Methods  In 1994, the Norwegian Rectal Cancer Group was founded. The aim of this initiative was to improve the surgical standard by implementing total mesorectal excision (TME) on a national level and to evaluate the results. A number of courses were arranged to teach the surgeons the TME technique, and pathologists were trained to increase the standard of both macroscopic and microscopic assessment of specimens. A rectal cancer registry was established, and all surgical departments treating rectal cancer were invited to transfer their clinical data to this registry. Each department regularly receives its own results together with the national average for comparison and quality control.

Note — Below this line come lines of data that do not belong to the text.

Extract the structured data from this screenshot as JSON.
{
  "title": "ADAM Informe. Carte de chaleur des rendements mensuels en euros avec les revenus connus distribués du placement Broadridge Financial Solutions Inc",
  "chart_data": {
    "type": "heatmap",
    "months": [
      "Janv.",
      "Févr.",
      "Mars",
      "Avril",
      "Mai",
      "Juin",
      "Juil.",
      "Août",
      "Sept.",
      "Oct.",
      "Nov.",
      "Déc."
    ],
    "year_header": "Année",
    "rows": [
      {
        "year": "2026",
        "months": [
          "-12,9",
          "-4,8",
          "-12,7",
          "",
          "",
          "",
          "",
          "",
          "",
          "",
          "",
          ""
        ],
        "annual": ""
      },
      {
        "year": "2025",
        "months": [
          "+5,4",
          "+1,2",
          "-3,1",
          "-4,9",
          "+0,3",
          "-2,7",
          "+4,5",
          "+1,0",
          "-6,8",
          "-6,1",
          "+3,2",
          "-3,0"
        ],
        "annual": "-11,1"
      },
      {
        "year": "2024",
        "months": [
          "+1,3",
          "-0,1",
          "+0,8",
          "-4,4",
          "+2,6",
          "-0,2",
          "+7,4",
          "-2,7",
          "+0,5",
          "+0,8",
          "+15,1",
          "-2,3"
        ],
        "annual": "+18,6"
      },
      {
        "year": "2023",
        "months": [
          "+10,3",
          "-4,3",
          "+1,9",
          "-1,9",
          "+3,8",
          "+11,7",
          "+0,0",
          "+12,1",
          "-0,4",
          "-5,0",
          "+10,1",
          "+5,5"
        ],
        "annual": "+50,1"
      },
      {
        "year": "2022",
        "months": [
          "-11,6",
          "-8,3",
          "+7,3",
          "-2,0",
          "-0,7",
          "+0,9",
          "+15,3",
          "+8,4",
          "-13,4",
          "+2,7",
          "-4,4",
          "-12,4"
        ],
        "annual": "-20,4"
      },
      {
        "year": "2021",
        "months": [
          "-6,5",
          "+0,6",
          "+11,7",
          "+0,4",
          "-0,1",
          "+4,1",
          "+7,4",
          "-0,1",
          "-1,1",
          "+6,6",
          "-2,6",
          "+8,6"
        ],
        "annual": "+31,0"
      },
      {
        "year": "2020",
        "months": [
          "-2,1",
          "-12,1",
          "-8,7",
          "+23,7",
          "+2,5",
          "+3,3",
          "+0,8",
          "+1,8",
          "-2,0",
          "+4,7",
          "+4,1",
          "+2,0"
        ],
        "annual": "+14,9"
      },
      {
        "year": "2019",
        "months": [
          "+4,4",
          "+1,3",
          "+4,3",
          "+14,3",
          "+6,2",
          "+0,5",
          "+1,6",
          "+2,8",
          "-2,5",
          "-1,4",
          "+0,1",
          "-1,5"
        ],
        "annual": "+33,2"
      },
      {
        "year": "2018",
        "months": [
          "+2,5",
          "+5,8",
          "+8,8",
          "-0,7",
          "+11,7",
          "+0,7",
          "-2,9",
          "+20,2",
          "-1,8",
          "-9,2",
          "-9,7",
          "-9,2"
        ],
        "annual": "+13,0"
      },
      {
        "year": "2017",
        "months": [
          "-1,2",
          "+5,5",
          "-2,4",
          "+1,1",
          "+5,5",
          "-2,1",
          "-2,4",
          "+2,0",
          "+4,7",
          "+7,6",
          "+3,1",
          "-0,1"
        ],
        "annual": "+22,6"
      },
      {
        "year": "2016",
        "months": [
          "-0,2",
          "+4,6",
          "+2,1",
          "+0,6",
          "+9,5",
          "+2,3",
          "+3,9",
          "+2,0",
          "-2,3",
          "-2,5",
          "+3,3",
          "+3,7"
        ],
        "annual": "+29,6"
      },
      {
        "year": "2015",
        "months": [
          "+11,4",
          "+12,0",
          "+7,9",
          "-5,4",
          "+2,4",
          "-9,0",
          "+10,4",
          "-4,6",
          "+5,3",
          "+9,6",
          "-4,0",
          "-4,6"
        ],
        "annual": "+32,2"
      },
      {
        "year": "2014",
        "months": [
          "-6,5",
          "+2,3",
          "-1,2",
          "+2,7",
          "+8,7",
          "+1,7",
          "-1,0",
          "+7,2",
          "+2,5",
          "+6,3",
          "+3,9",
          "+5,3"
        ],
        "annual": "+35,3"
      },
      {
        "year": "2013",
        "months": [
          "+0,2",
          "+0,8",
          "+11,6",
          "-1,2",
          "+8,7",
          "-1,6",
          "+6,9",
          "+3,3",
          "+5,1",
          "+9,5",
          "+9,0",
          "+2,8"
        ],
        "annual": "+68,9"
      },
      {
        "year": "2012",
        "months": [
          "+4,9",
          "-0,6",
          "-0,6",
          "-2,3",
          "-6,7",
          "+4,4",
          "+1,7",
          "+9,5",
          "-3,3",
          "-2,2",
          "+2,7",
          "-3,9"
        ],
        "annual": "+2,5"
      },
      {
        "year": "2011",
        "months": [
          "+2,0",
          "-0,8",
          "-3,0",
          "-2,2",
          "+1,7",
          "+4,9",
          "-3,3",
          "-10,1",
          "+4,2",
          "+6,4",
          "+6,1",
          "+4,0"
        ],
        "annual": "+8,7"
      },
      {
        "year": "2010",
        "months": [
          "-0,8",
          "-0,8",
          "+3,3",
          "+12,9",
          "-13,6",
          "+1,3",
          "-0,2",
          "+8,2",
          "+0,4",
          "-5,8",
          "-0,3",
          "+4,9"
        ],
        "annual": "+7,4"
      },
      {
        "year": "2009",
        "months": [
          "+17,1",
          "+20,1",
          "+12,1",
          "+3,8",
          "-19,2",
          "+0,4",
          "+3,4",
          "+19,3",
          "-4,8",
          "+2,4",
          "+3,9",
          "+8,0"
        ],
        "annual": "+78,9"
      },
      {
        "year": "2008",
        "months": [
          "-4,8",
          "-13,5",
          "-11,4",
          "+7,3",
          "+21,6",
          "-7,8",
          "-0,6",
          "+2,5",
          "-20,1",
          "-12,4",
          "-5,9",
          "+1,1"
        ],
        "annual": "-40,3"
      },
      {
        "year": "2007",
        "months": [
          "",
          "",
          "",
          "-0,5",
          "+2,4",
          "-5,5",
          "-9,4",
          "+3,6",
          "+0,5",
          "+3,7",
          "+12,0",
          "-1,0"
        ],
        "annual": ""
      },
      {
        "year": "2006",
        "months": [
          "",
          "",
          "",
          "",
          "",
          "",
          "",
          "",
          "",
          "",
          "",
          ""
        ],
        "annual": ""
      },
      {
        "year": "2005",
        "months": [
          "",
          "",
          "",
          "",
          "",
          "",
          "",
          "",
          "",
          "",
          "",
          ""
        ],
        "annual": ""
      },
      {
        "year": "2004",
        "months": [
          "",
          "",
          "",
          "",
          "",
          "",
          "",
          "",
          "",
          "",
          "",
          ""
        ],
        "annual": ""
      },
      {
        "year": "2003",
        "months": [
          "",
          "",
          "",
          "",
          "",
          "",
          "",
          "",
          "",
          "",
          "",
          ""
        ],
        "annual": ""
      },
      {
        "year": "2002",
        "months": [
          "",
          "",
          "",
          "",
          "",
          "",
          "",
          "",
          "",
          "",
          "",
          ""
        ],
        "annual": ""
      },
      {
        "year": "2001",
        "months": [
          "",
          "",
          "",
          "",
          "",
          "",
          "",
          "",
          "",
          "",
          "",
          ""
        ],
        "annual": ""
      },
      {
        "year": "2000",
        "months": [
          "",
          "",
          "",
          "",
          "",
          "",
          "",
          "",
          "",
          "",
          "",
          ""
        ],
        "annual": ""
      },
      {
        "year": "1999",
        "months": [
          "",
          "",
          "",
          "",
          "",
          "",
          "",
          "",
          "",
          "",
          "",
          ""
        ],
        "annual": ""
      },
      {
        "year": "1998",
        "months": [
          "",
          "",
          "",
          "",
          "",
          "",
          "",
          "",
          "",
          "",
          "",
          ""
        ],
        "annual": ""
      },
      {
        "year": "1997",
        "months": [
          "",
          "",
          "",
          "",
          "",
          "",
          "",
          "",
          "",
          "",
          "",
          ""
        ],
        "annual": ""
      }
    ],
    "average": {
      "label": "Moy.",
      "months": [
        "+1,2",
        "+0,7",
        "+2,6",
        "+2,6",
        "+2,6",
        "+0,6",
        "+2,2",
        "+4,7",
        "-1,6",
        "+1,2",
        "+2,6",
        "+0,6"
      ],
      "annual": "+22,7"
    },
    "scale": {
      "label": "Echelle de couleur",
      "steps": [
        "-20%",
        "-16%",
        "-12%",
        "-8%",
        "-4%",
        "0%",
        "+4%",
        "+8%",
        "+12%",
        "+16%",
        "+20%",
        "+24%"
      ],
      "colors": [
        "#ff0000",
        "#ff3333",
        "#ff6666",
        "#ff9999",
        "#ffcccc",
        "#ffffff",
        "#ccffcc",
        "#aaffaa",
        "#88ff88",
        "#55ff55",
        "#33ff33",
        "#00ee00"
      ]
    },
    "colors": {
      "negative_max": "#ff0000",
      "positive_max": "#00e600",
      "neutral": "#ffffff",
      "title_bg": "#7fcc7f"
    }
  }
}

Results  The Rectal Cancer Registry includes all patients with rectal cancer diagnosed since November 1993. From then until December 1999, 5382 patients had a tumour located within 16 cm from the anal verge, and 3432 patients underwent rectal resection with a curative intent. Of these, 9% had adjuvant radiotherapy, and 2% were given chemotherapy. There was a rapid implementation of the new technique, as 78% underwent TME in 1994, increasing to 96% in 1998. After 39 months mean follow-up the rate of local recurrence was 8%, and 5-year overall survival was 71% for patients younger than 75 years.

Conclusions  An optimized surgical technique (TME) for rectal cancer can reduce the rate of local recurrence and increase overall survival. This improved surgical treatment can be implemented on a national level within a few years. Specialization of surgeons, feedback of results and a separate rectal cancer registry are thought to be major contributors to the improved treatment.